Whenever Laurence Olivier and Sir Ralph Richardson, the two leading men of London's Old Vic, took time off to make a movie (and a few quid), the players felt deserted. There was nothing for it, the company decided, but to produce an outstanding young actor to fill in. So they did.

He was 33-year-old Alec Guinness, a balding skinnybones with the wide, dashed look of a boy who has just blown his lines in the Sunday-school pageant. In the last six months mild-voiced young Alec has provoked the Old Vic's stage into varied and resonant life. As the Fool in King Lear, Time & Tide found him near "perfection." The Daily Telegraph thought his cockalorum De Guiche in Cyrano de Bergerac "a remarkable feat."

Last week, after his first postwar leading part (as Shakespeare's penn'orth king, Richard II), Alec had London's dour critics giddily tapping their umbrellas. The Daily Herald: "This is Shakespeare done in a way that gives luster to the English theater. . . ." The Daily Telegraph: ". . . Admirable economy . . . not a touch nor a tone seems wrong." The consensus: Alec Guinness is the most versatile new actor to appear on the British stage since the war.

Alec had no histrionic forebears and no early encouragement. But "Somehow," he says, "I always knew I wanted to be an actor." Funds in the Guinness family (no kin to the stout fellas from Ireland) being tight, when Alec finished Roborough School in the bottomless '30s, he took a -L-2-a-week apprenticeship in a London advertising agency. He studied acting at nights and (in the finest tradition of the theater) lived in a garret for a year, mostly on borrowed jam sandwiches and card board soles.

Finally he got a part: as a walk-on at the Playhouse Theater. Within a year he had a bit in John Gielgud's Hamlet and met his wife-to-be, Actress Merula Salaman, in Noah. (She was a tiger, he was a wolf.)

When war came, Alec joined the Navy -- and so to Broadway. In 1942, in Boston to pick up and deliver home an L.C.I., which was delayed, he popped down to New York for a visit. Result: he got a speaking part in Terence Rattigan's RAFizzle (a hit in London) Flare Path.

Alec's first screen role -- Herbert Pocket in Dickens' Great Expectations -- decided him that here was the life. He promptly hired an agent to rustle him up some more movie jobs, preferably "a Hollywood picture for the good it does one -- not financial especially, but for one's reputation." His agent's impression: "There's no bloody nonsense about Alec."

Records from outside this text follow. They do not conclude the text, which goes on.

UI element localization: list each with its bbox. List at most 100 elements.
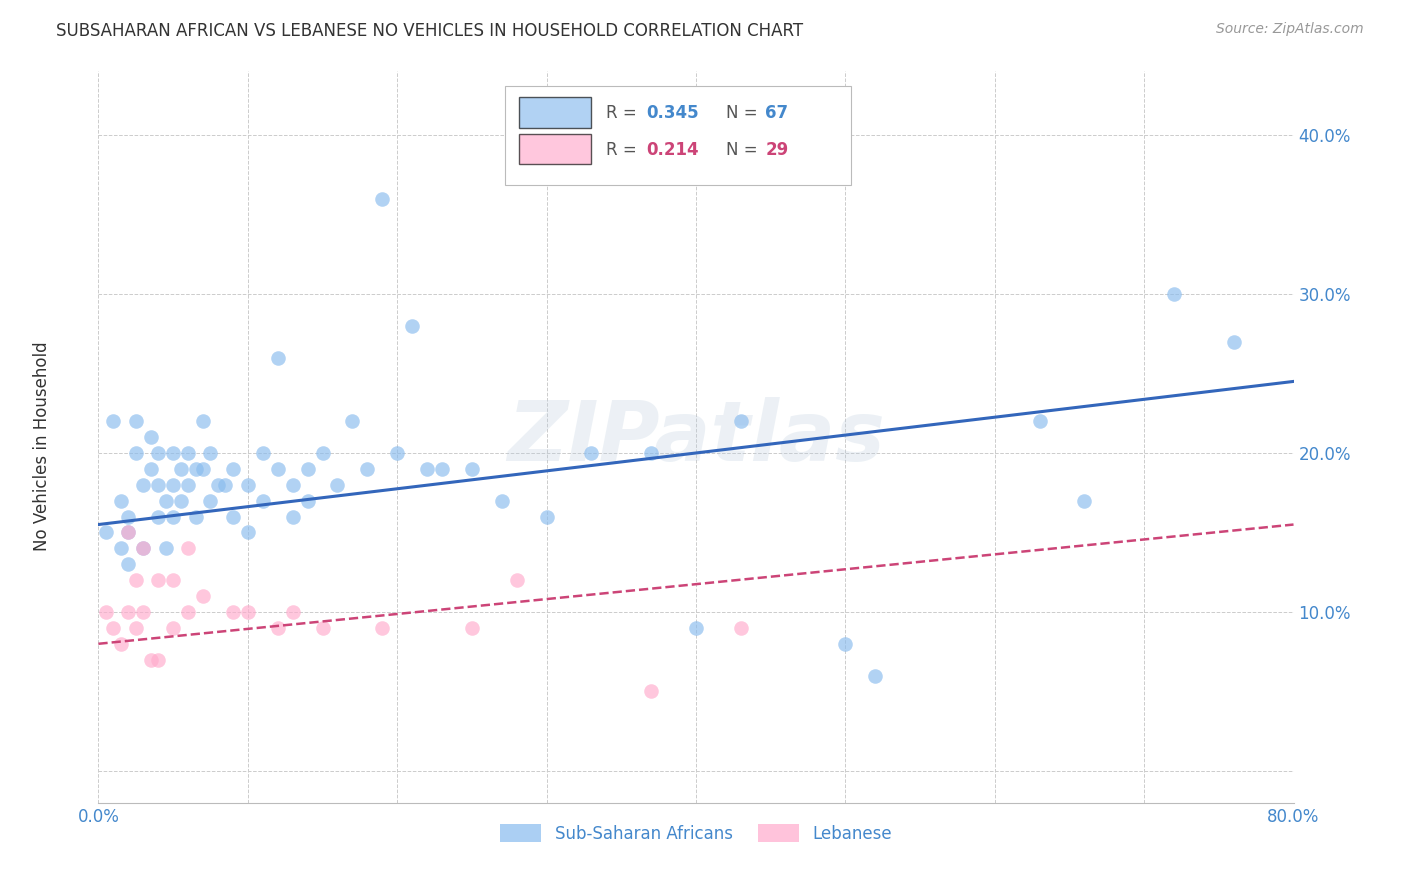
Point bbox=[132, 541, 155, 556]
Point bbox=[1073, 493, 1095, 508]
FancyBboxPatch shape bbox=[519, 97, 591, 128]
Point bbox=[834, 637, 856, 651]
Point bbox=[132, 605, 155, 619]
Point bbox=[236, 525, 259, 540]
Point bbox=[267, 351, 290, 365]
FancyBboxPatch shape bbox=[519, 134, 591, 164]
Point bbox=[461, 462, 484, 476]
Point bbox=[125, 621, 148, 635]
Point bbox=[267, 621, 290, 635]
Text: N =: N = bbox=[725, 141, 762, 159]
Point bbox=[730, 414, 752, 428]
Point bbox=[177, 541, 200, 556]
Point bbox=[1028, 414, 1050, 428]
Point bbox=[200, 446, 222, 460]
Point bbox=[281, 509, 304, 524]
Point bbox=[148, 509, 170, 524]
Point bbox=[1163, 287, 1185, 301]
Point bbox=[326, 477, 349, 491]
Point bbox=[385, 446, 409, 460]
Point bbox=[297, 462, 319, 476]
Point bbox=[132, 541, 155, 556]
Text: 67: 67 bbox=[765, 104, 789, 122]
Point bbox=[148, 573, 170, 587]
Point bbox=[430, 462, 453, 476]
Point bbox=[162, 446, 184, 460]
Text: 29: 29 bbox=[765, 141, 789, 159]
Point bbox=[401, 318, 423, 333]
Point bbox=[139, 430, 162, 444]
Text: No Vehicles in Household: No Vehicles in Household bbox=[34, 341, 51, 551]
Point bbox=[155, 493, 177, 508]
Point bbox=[139, 462, 162, 476]
Point bbox=[207, 477, 229, 491]
Point bbox=[162, 573, 184, 587]
Point bbox=[148, 446, 170, 460]
Point bbox=[252, 446, 274, 460]
Point bbox=[581, 446, 603, 460]
Point bbox=[281, 605, 304, 619]
Point bbox=[236, 605, 259, 619]
Point bbox=[506, 573, 529, 587]
Point bbox=[148, 653, 170, 667]
Point bbox=[371, 192, 394, 206]
Point bbox=[155, 541, 177, 556]
Point bbox=[865, 668, 887, 682]
Point bbox=[148, 477, 170, 491]
Point bbox=[132, 477, 155, 491]
Point bbox=[222, 462, 245, 476]
Point bbox=[110, 493, 132, 508]
Point bbox=[94, 525, 117, 540]
Point bbox=[236, 477, 259, 491]
Text: SUBSAHARAN AFRICAN VS LEBANESE NO VEHICLES IN HOUSEHOLD CORRELATION CHART: SUBSAHARAN AFRICAN VS LEBANESE NO VEHICL… bbox=[56, 22, 803, 40]
Point bbox=[94, 605, 117, 619]
Point bbox=[191, 462, 214, 476]
Point bbox=[177, 477, 200, 491]
Point bbox=[311, 446, 333, 460]
Point bbox=[297, 493, 319, 508]
Point bbox=[200, 493, 222, 508]
Point bbox=[730, 621, 752, 635]
Point bbox=[214, 477, 236, 491]
Legend: Sub-Saharan Africans, Lebanese: Sub-Saharan Africans, Lebanese bbox=[494, 818, 898, 849]
Point bbox=[342, 414, 364, 428]
Point bbox=[222, 509, 245, 524]
Point bbox=[169, 462, 191, 476]
Point bbox=[162, 621, 184, 635]
Point bbox=[110, 637, 132, 651]
Point bbox=[184, 462, 207, 476]
Point bbox=[139, 653, 162, 667]
Point bbox=[461, 621, 484, 635]
Point bbox=[640, 684, 662, 698]
Point bbox=[103, 621, 125, 635]
Text: N =: N = bbox=[725, 104, 762, 122]
Point bbox=[1223, 334, 1246, 349]
Point bbox=[117, 525, 139, 540]
Point bbox=[267, 462, 290, 476]
Point bbox=[356, 462, 378, 476]
Point bbox=[117, 525, 139, 540]
Point bbox=[222, 605, 245, 619]
Point bbox=[536, 509, 558, 524]
Point bbox=[162, 509, 184, 524]
Point bbox=[117, 605, 139, 619]
Point bbox=[281, 477, 304, 491]
Point bbox=[311, 621, 333, 635]
Point bbox=[125, 414, 148, 428]
Point bbox=[117, 509, 139, 524]
Text: Source: ZipAtlas.com: Source: ZipAtlas.com bbox=[1216, 22, 1364, 37]
Point bbox=[191, 589, 214, 603]
Point bbox=[371, 621, 394, 635]
Point bbox=[491, 493, 513, 508]
Point bbox=[125, 573, 148, 587]
Point bbox=[117, 558, 139, 572]
Point bbox=[162, 477, 184, 491]
Text: ZIPatlas: ZIPatlas bbox=[508, 397, 884, 477]
Point bbox=[125, 446, 148, 460]
Text: 0.345: 0.345 bbox=[645, 104, 699, 122]
Point bbox=[110, 541, 132, 556]
Point bbox=[177, 446, 200, 460]
Point bbox=[191, 414, 214, 428]
Text: 0.214: 0.214 bbox=[645, 141, 699, 159]
Point bbox=[169, 493, 191, 508]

At week's end Guinness, the Old Vic and the rest of British theater were momentarily ignored by the press. Oklahoma!, now in its fifth year on Broadway, finally opened in the West End.

The audience went positively crackers. They dragged the cast back for 14 curtain calls. One of the cast had to fire a stage pistol into the air to quiet them down, but they kept yipping until the company did another encore of the Oh, What a Beautiful Mornin' number. "Why," first-nighters griped as they filed out, "can't England do these things?" England's most famed producer of musicals, 73-year-old Charles Cochran, excitedly admitted that he had never seen a better show -- "and those well-fed chorus boys, what a pleasure . . . not a pansy amongst them." One first-nighter voiced the only complaint : "I say, who was Oklahoma?"